PORTLAND – On Monday, Target continued its efforts to win back customers, as news of more major retail security breaches continued to spread around the globe.
While Target acknowledged 110 million accounts have been affected by the hackers who stole card information, pin numbers and now email and home addresses during the holidays, Reuters reported Monday that eastern European hackers are likely responsible for the attacks on Target, Niemen Marcus and at least three other national retail chains that have yet to come forward.
The high-end department store Neiman Marcus confirmed Sunday that was a victim of a hack similar to the one experienced by Target. The number of affected accounts hasn't been released yet.
The slow revelation of these incidents has local experts worried that the public still doesn’t know the scale of the crisis.
Tech and consumer experts like Ken Westin, of Portland, are worried the slow rollout of just how bad Target’s breach was, could mean even more information was stolen from its database, called GuestID.
He says that system could include information like your marital status, salary, products you buy, or even if you have kids.
Portland State University business marketing professor Dr. Lauren Beitelspacher was a Target victim herself. Her bank contacted her, saying her account was one of those hacked, but luckily there hadn't been any fraudulent charges. She's using it as a lesson in her classes.
"It's very bad for Target because it makes people less trustful of them.
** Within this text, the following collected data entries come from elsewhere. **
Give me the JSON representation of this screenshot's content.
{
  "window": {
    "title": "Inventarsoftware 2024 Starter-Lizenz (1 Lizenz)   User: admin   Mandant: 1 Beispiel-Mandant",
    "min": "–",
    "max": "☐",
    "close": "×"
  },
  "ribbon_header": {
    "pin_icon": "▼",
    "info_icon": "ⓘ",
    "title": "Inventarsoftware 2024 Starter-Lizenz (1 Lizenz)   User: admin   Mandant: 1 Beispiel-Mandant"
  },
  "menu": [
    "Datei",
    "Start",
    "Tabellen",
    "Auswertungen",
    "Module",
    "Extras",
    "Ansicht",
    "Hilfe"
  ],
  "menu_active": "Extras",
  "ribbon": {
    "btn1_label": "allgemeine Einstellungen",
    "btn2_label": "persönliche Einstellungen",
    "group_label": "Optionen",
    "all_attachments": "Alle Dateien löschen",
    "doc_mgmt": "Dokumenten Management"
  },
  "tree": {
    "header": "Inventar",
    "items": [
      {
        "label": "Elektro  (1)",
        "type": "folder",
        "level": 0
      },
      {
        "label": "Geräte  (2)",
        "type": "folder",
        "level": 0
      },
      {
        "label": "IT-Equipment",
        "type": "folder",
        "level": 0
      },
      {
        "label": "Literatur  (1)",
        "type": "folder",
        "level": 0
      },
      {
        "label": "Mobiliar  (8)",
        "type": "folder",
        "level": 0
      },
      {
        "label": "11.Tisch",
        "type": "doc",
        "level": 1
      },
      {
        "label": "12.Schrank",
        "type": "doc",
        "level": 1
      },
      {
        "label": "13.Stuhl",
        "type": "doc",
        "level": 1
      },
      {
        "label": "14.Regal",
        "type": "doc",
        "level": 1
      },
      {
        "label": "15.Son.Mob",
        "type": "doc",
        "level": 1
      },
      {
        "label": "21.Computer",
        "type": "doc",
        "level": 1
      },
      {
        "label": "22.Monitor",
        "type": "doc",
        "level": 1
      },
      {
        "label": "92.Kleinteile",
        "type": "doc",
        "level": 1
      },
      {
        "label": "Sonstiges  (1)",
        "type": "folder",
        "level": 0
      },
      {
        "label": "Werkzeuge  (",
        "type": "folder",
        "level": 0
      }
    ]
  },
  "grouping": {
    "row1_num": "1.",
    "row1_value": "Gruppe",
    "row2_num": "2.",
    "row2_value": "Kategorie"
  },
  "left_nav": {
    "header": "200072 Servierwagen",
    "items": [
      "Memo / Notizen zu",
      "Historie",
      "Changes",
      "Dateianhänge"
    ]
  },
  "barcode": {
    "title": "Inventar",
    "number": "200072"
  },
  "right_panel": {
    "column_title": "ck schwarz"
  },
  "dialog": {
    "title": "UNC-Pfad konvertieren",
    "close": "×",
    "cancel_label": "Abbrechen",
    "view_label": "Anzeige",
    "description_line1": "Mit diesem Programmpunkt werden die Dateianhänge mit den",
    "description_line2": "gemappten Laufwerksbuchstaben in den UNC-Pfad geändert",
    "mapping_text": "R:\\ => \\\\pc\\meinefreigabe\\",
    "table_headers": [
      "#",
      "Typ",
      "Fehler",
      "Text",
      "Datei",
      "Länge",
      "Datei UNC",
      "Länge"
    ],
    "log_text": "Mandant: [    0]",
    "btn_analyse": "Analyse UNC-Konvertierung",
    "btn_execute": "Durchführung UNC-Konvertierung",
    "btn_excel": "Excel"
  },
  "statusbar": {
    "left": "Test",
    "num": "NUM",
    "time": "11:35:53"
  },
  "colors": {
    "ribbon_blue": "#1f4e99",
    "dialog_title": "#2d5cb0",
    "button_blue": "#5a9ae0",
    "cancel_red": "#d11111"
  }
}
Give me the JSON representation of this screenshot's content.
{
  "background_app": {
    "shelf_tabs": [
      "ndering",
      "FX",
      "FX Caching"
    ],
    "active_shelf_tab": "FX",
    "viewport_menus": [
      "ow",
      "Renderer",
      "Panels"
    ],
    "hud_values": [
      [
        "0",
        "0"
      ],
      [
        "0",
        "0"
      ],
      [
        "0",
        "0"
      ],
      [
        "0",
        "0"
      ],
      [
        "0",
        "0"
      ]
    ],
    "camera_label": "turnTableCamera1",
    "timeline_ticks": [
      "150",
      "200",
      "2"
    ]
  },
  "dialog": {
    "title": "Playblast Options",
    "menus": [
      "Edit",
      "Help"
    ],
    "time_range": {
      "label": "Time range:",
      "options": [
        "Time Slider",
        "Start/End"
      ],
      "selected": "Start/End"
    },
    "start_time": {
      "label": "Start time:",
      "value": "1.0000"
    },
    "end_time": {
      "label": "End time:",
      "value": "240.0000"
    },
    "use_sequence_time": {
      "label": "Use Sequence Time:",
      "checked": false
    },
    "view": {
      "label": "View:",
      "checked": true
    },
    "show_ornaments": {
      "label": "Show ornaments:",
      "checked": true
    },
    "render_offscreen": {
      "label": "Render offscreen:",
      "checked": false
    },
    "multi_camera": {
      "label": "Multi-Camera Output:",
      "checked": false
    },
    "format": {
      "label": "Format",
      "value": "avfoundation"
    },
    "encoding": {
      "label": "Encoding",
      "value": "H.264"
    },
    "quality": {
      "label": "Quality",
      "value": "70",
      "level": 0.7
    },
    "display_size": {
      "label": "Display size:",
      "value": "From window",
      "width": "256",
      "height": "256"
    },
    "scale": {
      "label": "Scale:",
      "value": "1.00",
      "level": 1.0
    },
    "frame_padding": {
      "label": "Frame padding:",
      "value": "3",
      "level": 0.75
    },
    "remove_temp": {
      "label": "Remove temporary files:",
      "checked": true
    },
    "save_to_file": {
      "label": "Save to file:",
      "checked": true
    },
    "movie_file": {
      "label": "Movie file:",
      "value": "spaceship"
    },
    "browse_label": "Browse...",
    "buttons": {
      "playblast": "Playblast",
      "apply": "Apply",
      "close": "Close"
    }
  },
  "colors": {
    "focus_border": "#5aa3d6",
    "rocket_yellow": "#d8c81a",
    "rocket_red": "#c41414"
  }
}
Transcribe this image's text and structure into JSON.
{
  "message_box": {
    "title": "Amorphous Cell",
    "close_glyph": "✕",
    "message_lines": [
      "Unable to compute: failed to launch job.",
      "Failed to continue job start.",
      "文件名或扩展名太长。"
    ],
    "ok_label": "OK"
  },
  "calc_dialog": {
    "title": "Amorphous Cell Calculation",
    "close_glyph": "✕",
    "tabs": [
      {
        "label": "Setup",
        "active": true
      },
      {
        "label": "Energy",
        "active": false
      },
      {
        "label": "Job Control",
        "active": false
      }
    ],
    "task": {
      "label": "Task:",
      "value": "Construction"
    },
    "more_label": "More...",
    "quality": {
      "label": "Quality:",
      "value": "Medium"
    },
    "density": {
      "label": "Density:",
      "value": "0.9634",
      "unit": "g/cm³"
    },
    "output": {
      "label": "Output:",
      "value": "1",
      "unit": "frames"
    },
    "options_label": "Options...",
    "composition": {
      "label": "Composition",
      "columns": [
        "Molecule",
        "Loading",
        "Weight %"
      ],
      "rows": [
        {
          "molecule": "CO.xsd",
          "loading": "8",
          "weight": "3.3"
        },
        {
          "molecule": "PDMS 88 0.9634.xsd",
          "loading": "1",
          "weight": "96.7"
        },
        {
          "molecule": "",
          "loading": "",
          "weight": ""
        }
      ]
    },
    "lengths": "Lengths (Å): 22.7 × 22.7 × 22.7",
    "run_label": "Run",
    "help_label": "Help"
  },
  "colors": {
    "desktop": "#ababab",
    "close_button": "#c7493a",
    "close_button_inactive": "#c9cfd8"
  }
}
However, probably right now Target is the safest place to shop because Target is going to do everything they possibly can so something like that doesn't happen again," Beitelspacher said.
In the wake of the breach Target has started what experts are calling an "expensive and bold move" to provide a year of free credit monitoring to its U.S. customers. However, it might make nervous shoppers even more frazzled. The offer means you'd have to provide even more private information about yourself, including your social security number to Experian, the company that's handling the monitoring.